Cynics will say I am only trying to spare my current softball salary. Due to the fact that my own children are on the softball team, I will be the coach for the next four years. Still, can you blame other coaches who are not in my situation for leaving? I feel if I were to quit, protesting my 60-percent pay cut, my replacement might end up being the well-intentioned guy who coached the Little League team, but doesn’t know the correct way to teach a player to bunt? Is that what will happen with all of our teams? Will future coaches be basically volunteers who mean well, but don’t understand the intricacies of the game and the proper way to interact with players? Will our student-athletes no longer be pushed to excel? Will they be pushed too far? Will these coaches have a rapport with the local college coaches? These questions are worth pondering.
It is no secret that many of our best athletes are also our best students. Look no further than our same EPHS volleyball team. Our starting players include the valedictorian, salutatorian, along with the ninth-ranked student in the senior class. In the future, would this same type of student-athlete choose to go to LaSalle or Bay View where they can get a quality education and play volleyball for an established coach? Still, as I have witnessed all year long, the coaches at those schools lack in knowledge and communication skills compared with our own coaches, Alex Butler and Mr. Solitro. In fact, I am willing to bet the athletic directors at those schools would hire many of our coaches right now. A case in point is legendary EPHS coach Sandy Gorham who has been hired to coach the swim and softball teams at Barrington High School.

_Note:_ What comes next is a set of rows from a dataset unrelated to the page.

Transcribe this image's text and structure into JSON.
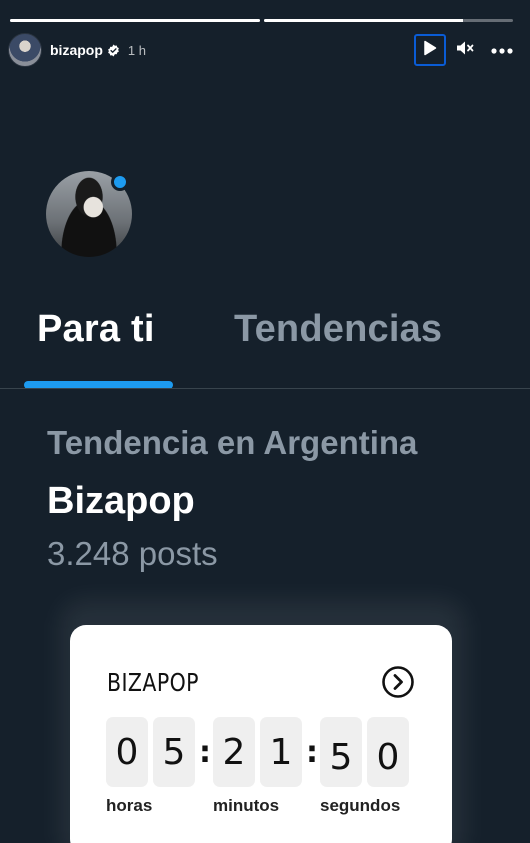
{
  "story": {
    "progress": [
      1.0,
      0.8
    ],
    "username": "bizapop",
    "verified": true,
    "timestamp": "1 h",
    "controls": {
      "play_icon": "play-icon",
      "mute_icon": "speaker-muted-icon",
      "more_icon": "more-horizontal-icon"
    }
  },
  "profile": {
    "online": true,
    "online_color": "#1d9bf0"
  },
  "tabs": [
    {
      "label": "Para ti",
      "active": true
    },
    {
      "label": "Tendencias",
      "active": false
    }
  ],
  "trend": {
    "context": "Tendencia en Argentina",
    "name": "Bizapop",
    "count": "3.248 posts"
  },
  "countdown": {
    "title": "BIZAPOP",
    "arrow_icon": "chevron-right-circle-icon",
    "digits": {
      "hours": [
        "0",
        "5"
      ],
      "minutes": [
        "2",
        "1"
      ],
      "seconds": [
        "5",
        "0"
      ]
    },
    "labels": {
      "hours": "horas",
      "minutes": "minutos",
      "seconds": "segundos"
    }
  },
  "colors": {
    "background": "#15202b",
    "accent": "#1d9bf0",
    "muted_text": "#8b98a5"
  }
}
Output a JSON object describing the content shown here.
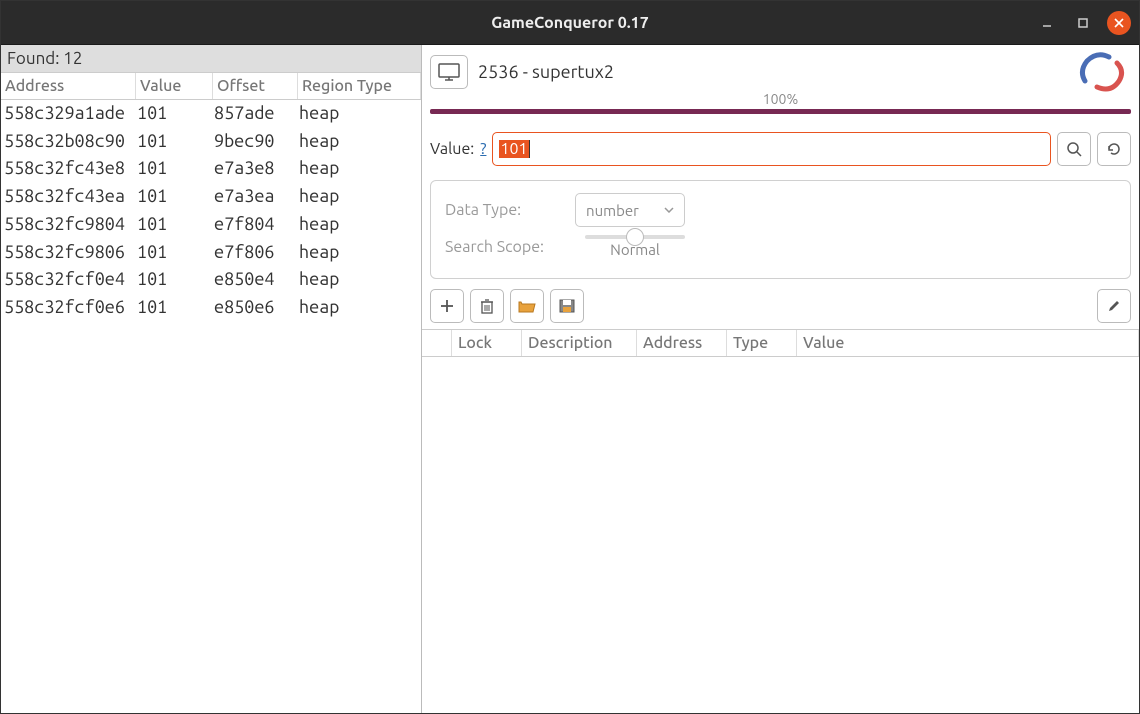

The budget commission’s job is not to be concerned with what happens to our children. That is not their purview. They are hired to balance a budget. They are here to make difficult decisions regarding numbers and bottom lines. Right now, we are making their jobs easier by sitting back. In their eyes, an uncontested decision is an easy decision. I hope that we still have time to affect their decision. Can you picture Pierce Field on future Friday nights with volunteers at the helm? Imagine no Spanish, Portuguese, GSA, or Yearbook Clubs for your children?
If you would like to get involved, please attend the budget commission meetings, write a letter or email to the commission at EP.BudgetCommission@revenue.ri.gov., write to the Post and Reporter, and sign the online petition at http://www.change.org/petitions/east-providence-budget-commission-spare-the-salaries-of-the-coaches-band-director-and-academic-advisors.
I write this letter because I am concerned for the future of our children. I worry that a 60-percent hit will send many of our great coaches packing. I worry that our children won’t have the same experience that so many other children have had before them. I am concerned that Townie Pride will take yet another hit. In conclusion, I pray that the celebration that I witnessed on that volleyball court on Saturday, Nov. 3, won’t be the last one I see at EPHS.
Rob Traverse
Riverside
Mr. Traverse is a guidance counselor and softball coach at EPHS.